Friday Week 20 Year I (St Bartholomew)

Call, or vocation, or ministry often gets painted in the most macho terms. Maybe we’ve experienced it that way ourselves. As something heroic, demanding, self-denying. Joseph Campbell, the great student of myth, writes about the hero journey as archetypically involving leaving, leaving home, leaving family, leaving familiarity and setting out on a lone quest to slay the dragon, find the un-findable treasure, and become a man. There’s echoes of that in Jesus’ own calling—leaving the comfort of his life, his work, his home and heading out to meet John at the Jordan and be driven, dripping wet, into the desert to face his demons and embark on a short and heroic life. It’s there too in the call of the disciples. Leaving, leaving behind, growing up.
But that’s only the men. While the men are gadding about heroically slaying dragons, the women get to stay at home and mend socks. What does the women’s hero-journey look like? And is it even a journey at all?

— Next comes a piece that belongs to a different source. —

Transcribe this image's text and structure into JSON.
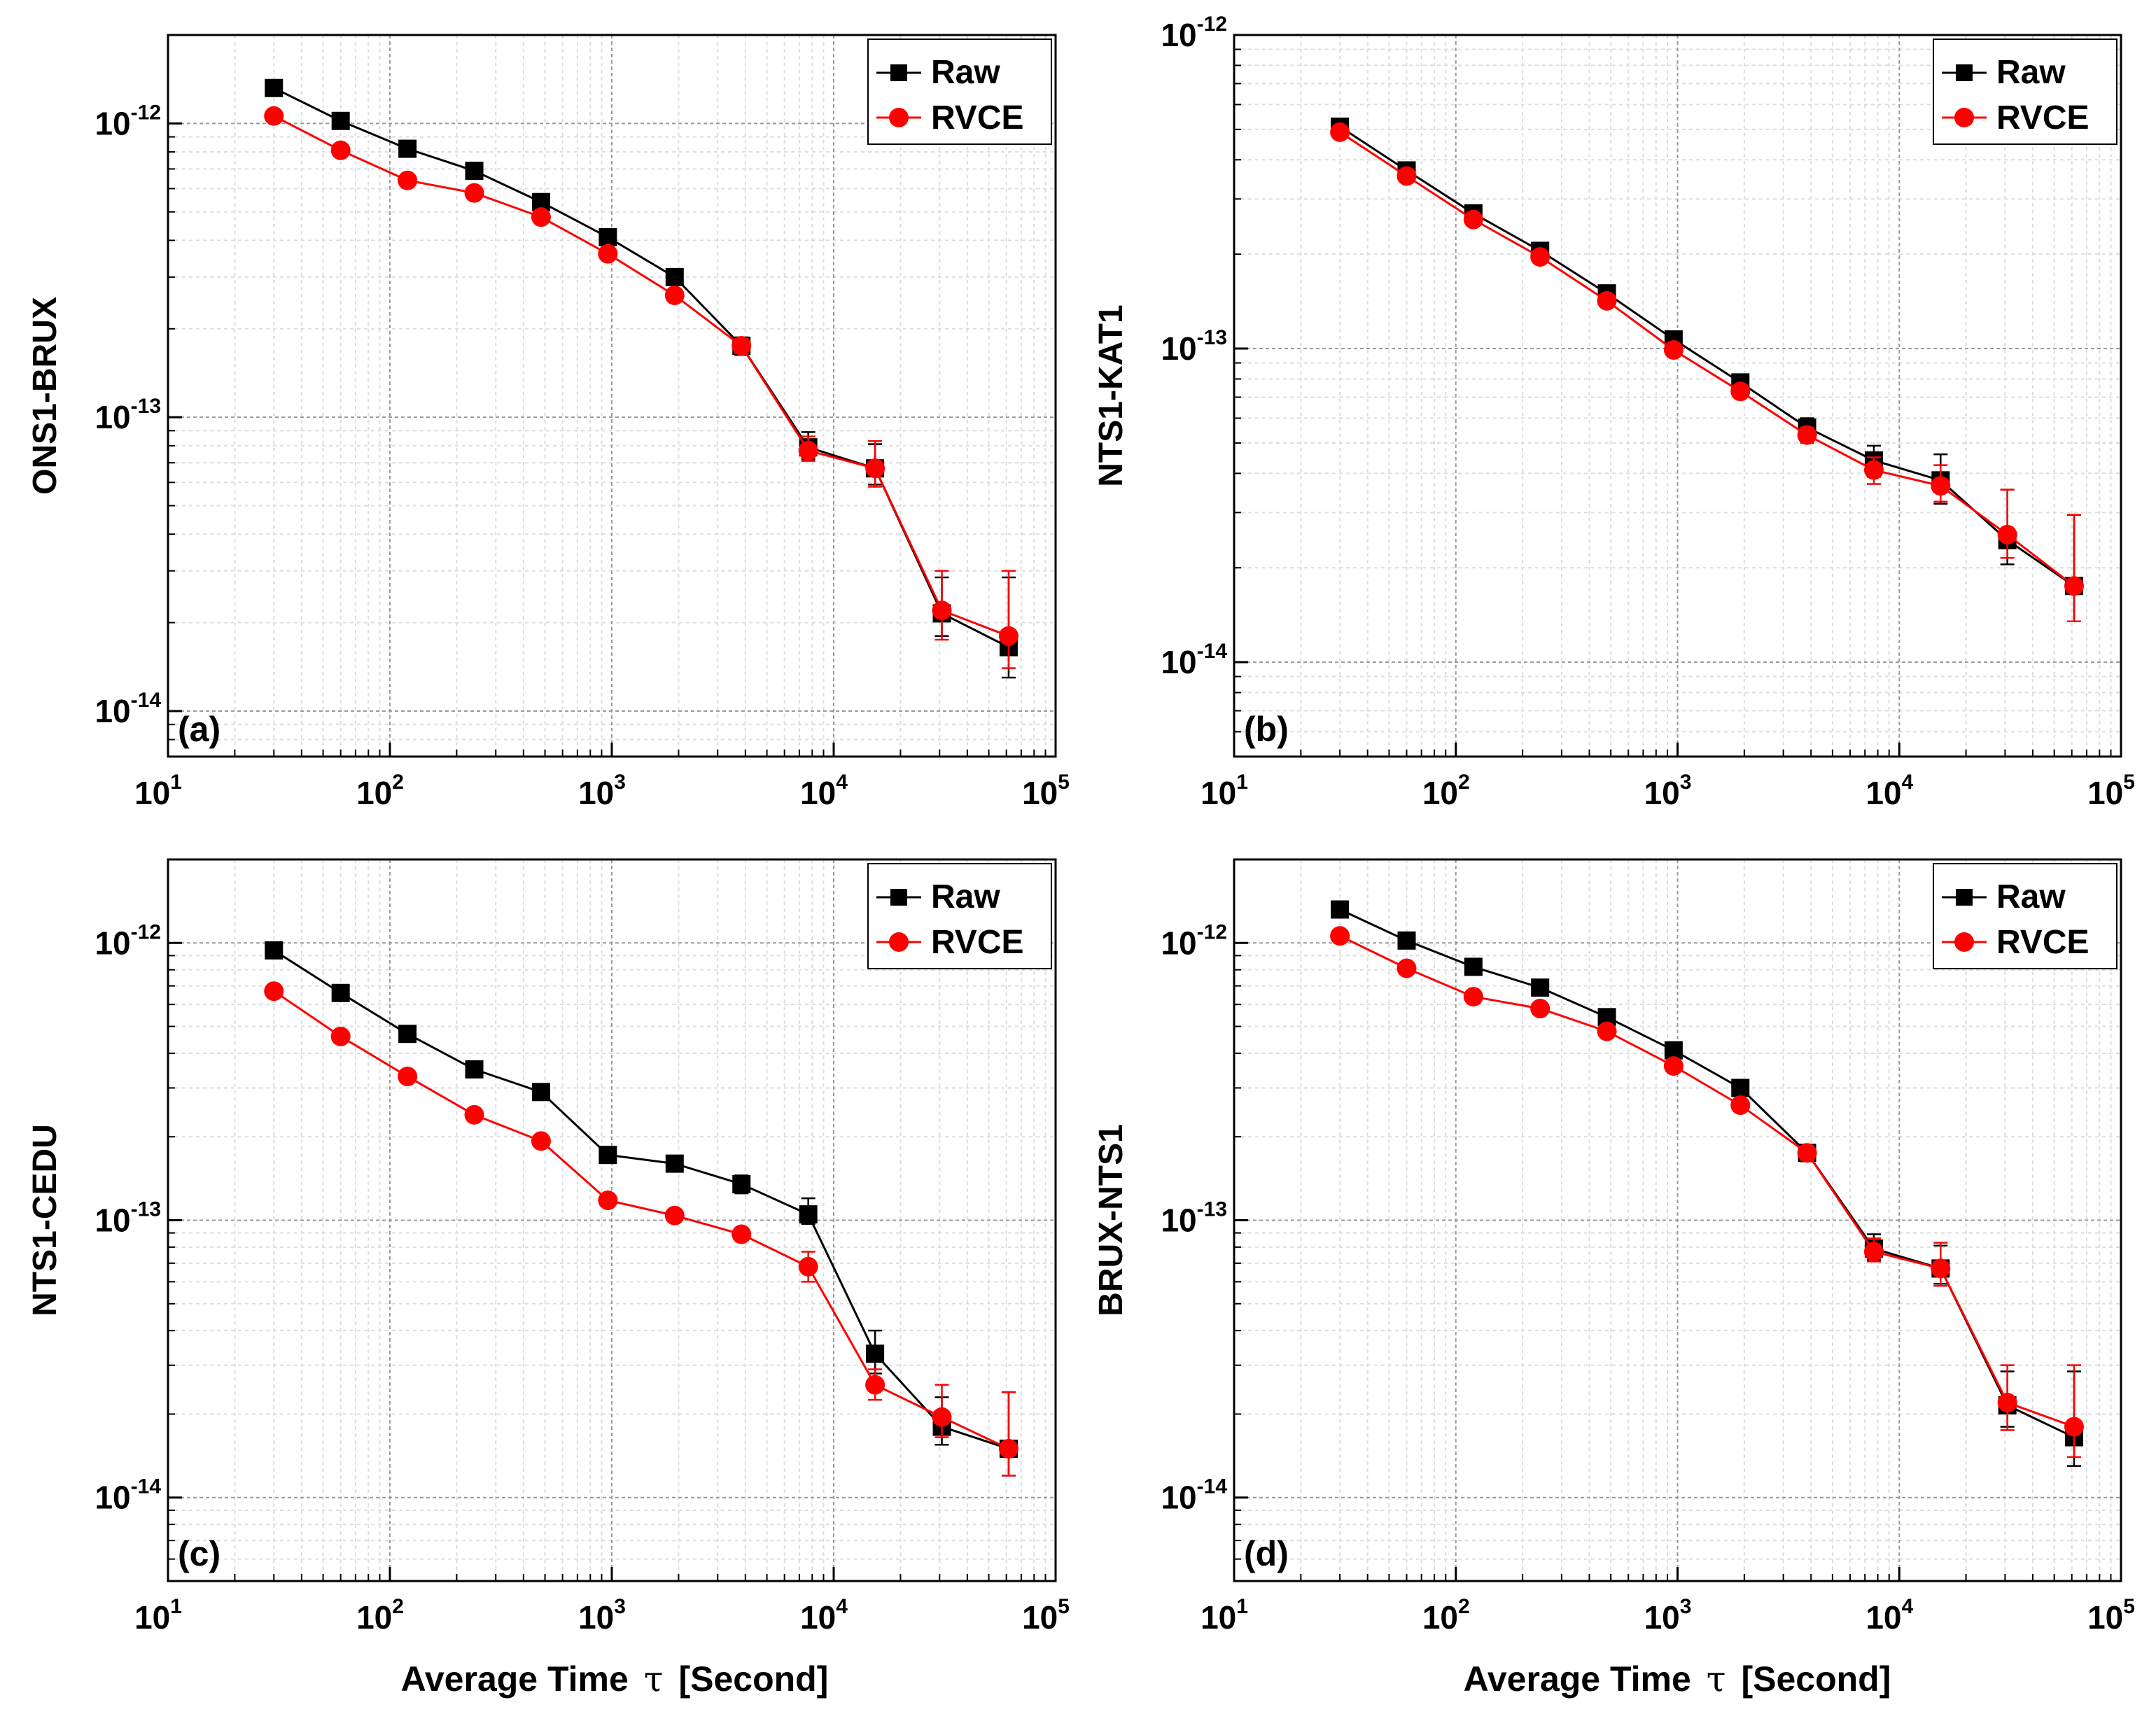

That’s what’s so important about Ruth. She is every bit as much a disciple, every bit as much one called, as Nathaniel but her vocation is one of fidelity. Of holding tight instead of letting go. Of staying with instead of setting out. ‘Wherever you go I will go, where you lodge I will lodge, your people shall be my people, and your God, my God.’ I’m not suggesting there’s one way for women and another for men. Exactly the opposite. All of us need to do what Ruth did—to feel our desire and let it live as love. ‘Wherever you go I will go, where you lodge I will lodge, your people shall be my people, and your God, my God.’ And there she is in the lineage of Jesus—a foreigner, among the Hebrews, a women among the men. If she had not looked within and listened to her deepest desires and answered her call and spoken her words we would not have Jesus and we wouldn’t be here today.